Perdebatan itu antara lain dipicu oleh isu demokrasi di Indonesia yang diangkat Anies, yang membuat ketua umum Partai Gerindra itu berang. Terlebih ketika Anies menyinggung putusan Mahkamah Konstitusi (MK) yang kontroversial, yang membuat putra sulung Jokowi dapat mendampingi Prabowo di Pilpres 2024 sebagai Cawapres-nya.
"Sesudah Bapak mendengar bahwa ternyata pencalonan persyaratannya bermasalah secara etika, pertanyaan saya, apa perasaan Bapak ketika mendengar bahwa ada pelanggaran etika di situ?" ujarnya.
Prabowo sendiri tampil kurang tenang dan karakternya yang emosional mendominasi saat terlibat debat panas dengan Anies.
"Mas Anies dipilih jadi Gubernur DKI menghadapi pemerintah yang berkuasa, saya yang usung bapak. Kalau demokrasi tidak berjalan, tidak mungkin Anda jadi gubernur. Kalau Jokowi diktator, Anda tidak mungkin jadi gubernur. Saya waktu itu oposisi Mas Anies, Anda ke rumah saya, Anda terpilih," katanya.

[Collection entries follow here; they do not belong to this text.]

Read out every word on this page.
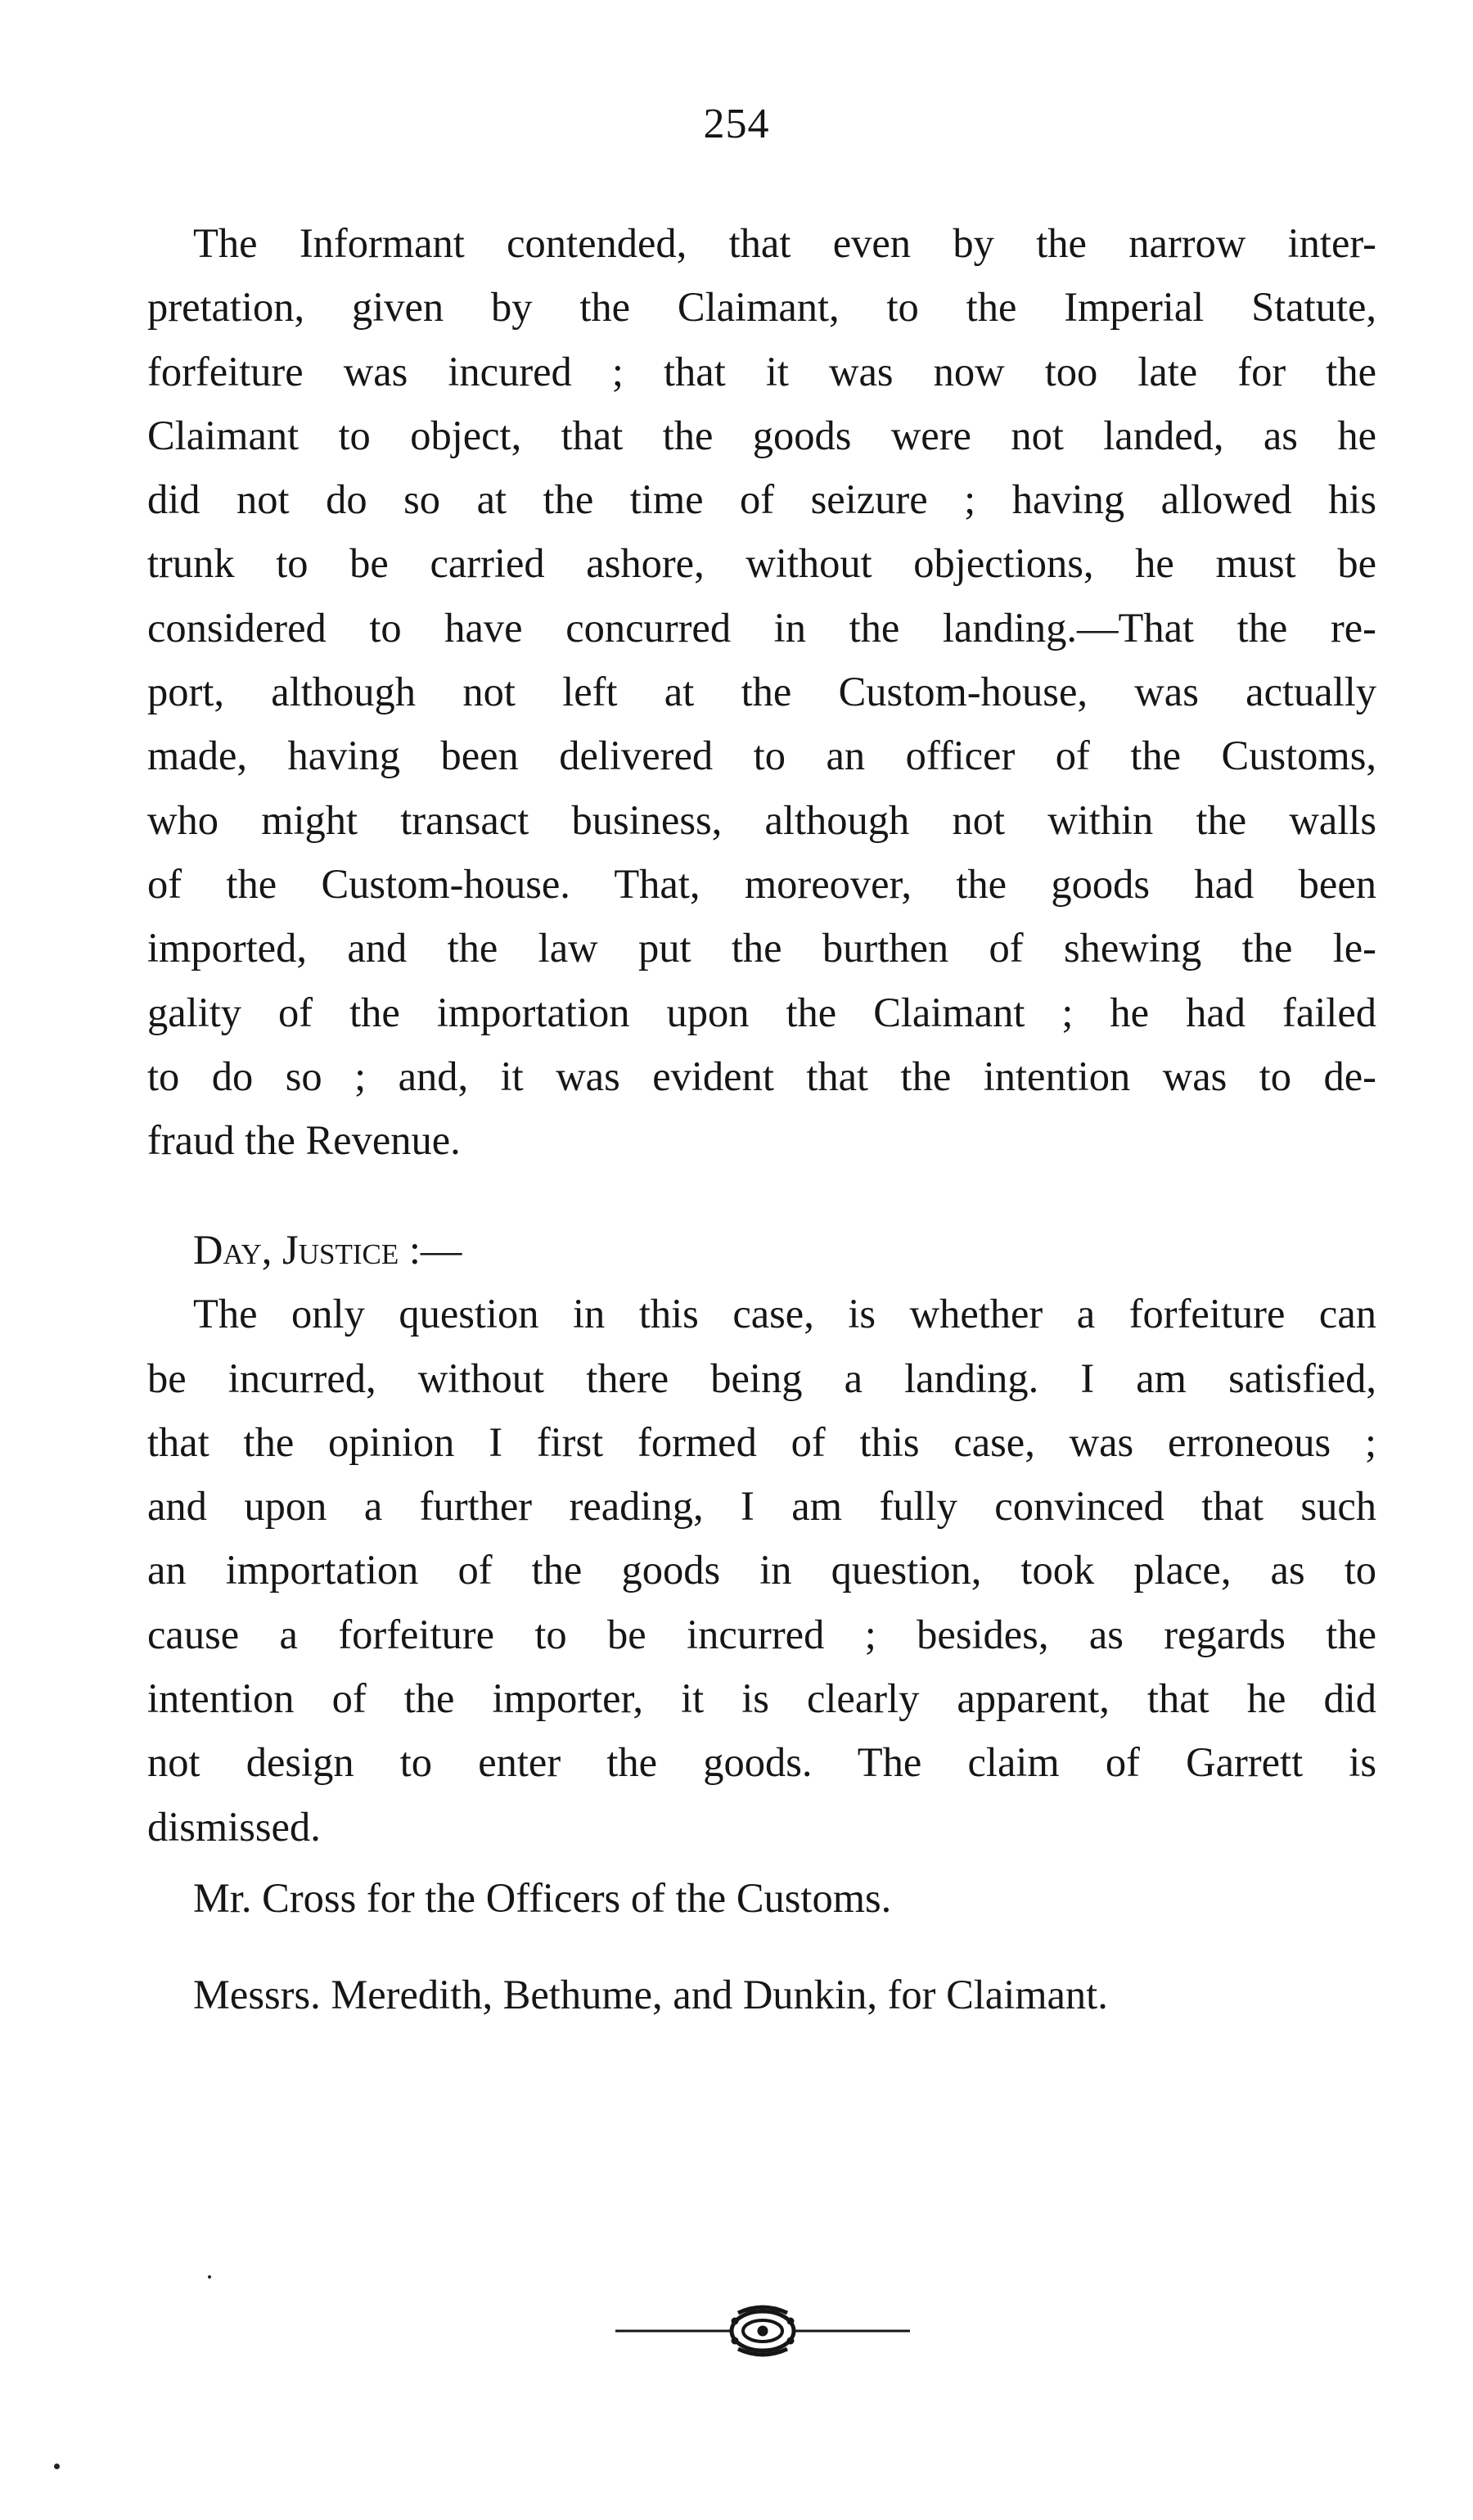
254
The Informant contended, that even by the narrow inter-
pretation, given by the Claimant, to the Imperial Statute,
forfeiture was incured ; that it was now too late for the
Claimant to object, that the goods were not landed, as he
did not do so at the time of seizure ; having allowed his
trunk to be carried ashore, without objections, he must be
considered to have concurred in the landing.—That the re-
port, although not left at the Custom-house, was actually
made, having been delivered to an officer of the Customs,
who might transact business, although not within the walls
of the Custom-house. That, moreover, the goods had been
imported, and the law put the burthen of shewing the le-
gality of the importation upon the Claimant ; he had failed
to do so ; and, it was evident that the intention was to de-
fraud the Revenue.
Day, Justice :—
The only question in this case, is whether a forfeiture can
be incurred, without there being a landing. I am satisfied,
that the opinion I first formed of this case, was erroneous ;
and upon a further reading, I am fully convinced that such
an importation of the goods in question, took place, as to
cause a forfeiture to be incurred ; besides, as regards the
intention of the importer, it is clearly apparent, that he did
not design to enter the goods. The claim of Garrett is
dismissed.
Mr. Cross for the Officers of the Customs.
Messrs. Meredith, Bethume, and Dunkin, for Claimant.
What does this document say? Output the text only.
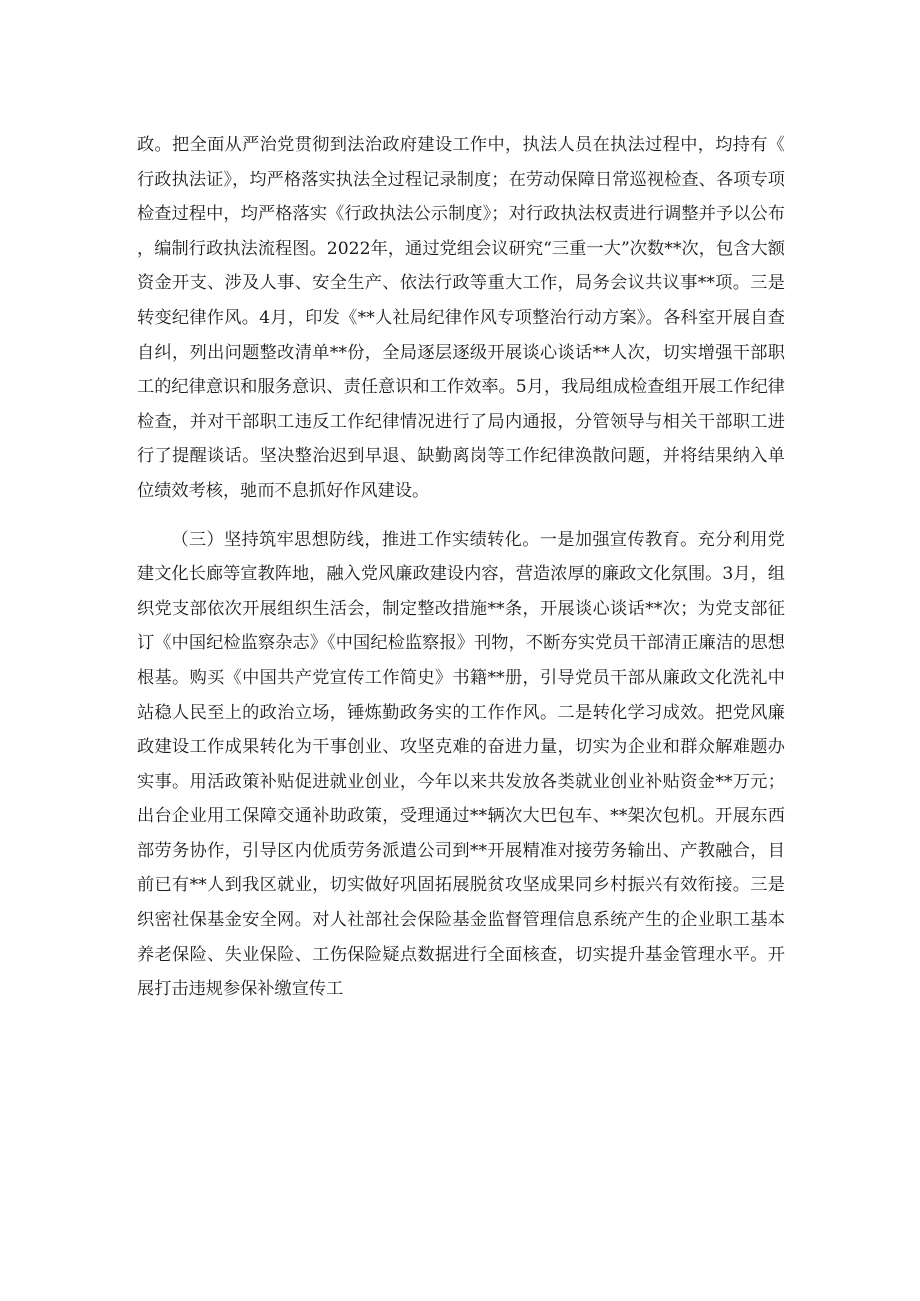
政。把全面从严治党贯彻到法治政府建设工作中，执法人员在执法过程中，均持有《行政执法证》，均严格落实执法全过程记录制度；在劳动保障日常巡视检查、各项专项检查过程中，均严格落实《行政执法公示制度》；对行政执法权责进行调整并予以公布，编制行政执法流程图。2022年，通过党组会议研究“三重一大”次数**次，包含大额资金开支、涉及人事、安全生产、依法行政等重大工作，局务会议共议事**项。三是转变纪律作风。4月，印发《**人社局纪律作风专项整治行动方案》。各科室开展自查自纠，列出问题整改清单**份，全局逐层逐级开展谈心谈话**人次，切实增强干部职工的纪律意识和服务意识、责任意识和工作效率。5月，我局组成检查组开展工作纪律检查，并对干部职工违反工作纪律情况进行了局内通报，分管领导与相关干部职工进行了提醒谈话。坚决整治迟到早退、缺勤离岗等工作纪律涣散问题，并将结果纳入单位绩效考核，驰而不息抓好作风建设。

（三）坚持筑牢思想防线，推进工作实绩转化。一是加强宣传教育。充分利用党建文化长廊等宣教阵地，融入党风廉政建设内容，营造浓厚的廉政文化氛围。3月，组织党支部依次开展组织生活会，制定整改措施**条，开展谈心谈话**次；为党支部征订《中国纪检监察杂志》《中国纪检监察报》刊物，不断夯实党员干部清正廉洁的思想根基。购买《中国共产党宣传工作简史》书籍**册，引导党员干部从廉政文化洗礼中站稳人民至上的政治立场，锤炼勤政务实的工作作风。二是转化学习成效。把党风廉政建设工作成果转化为干事创业、攻坚克难的奋进力量，切实为企业和群众解难题办实事。用活政策补贴促进就业创业，今年以来共发放各类就业创业补贴资金**万元；出台企业用工保障交通补助政策，受理通过**辆次大巴包车、**架次包机。开展东西部劳务协作，引导区内优质劳务派遣公司到**开展精准对接劳务输出、产教融合，目前已有**人到我区就业，切实做好巩固拓展脱贫攻坚成果同乡村振兴有效衔接。三是织密社保基金安全网。对人社部社会保险基金监督管理信息系统产生的企业职工基本养老保险、失业保险、工伤保险疑点数据进行全面核查，切实提升基金管理水平。开展打击违规参保补缴宣传工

Serangan Prabowo yang menohok itu dijawab Anies dengan santai. Jawabannya justru membuka fakta mengapa Prabowo yang diduga dicurangi pada Pilpres 2019, melakukan rekonsiliasi dengan Jokowi yang dinobatkan KPU sebagai pemenang Pilpres 2019, dan kemudian menjadi Menteri Pertahanan-nya.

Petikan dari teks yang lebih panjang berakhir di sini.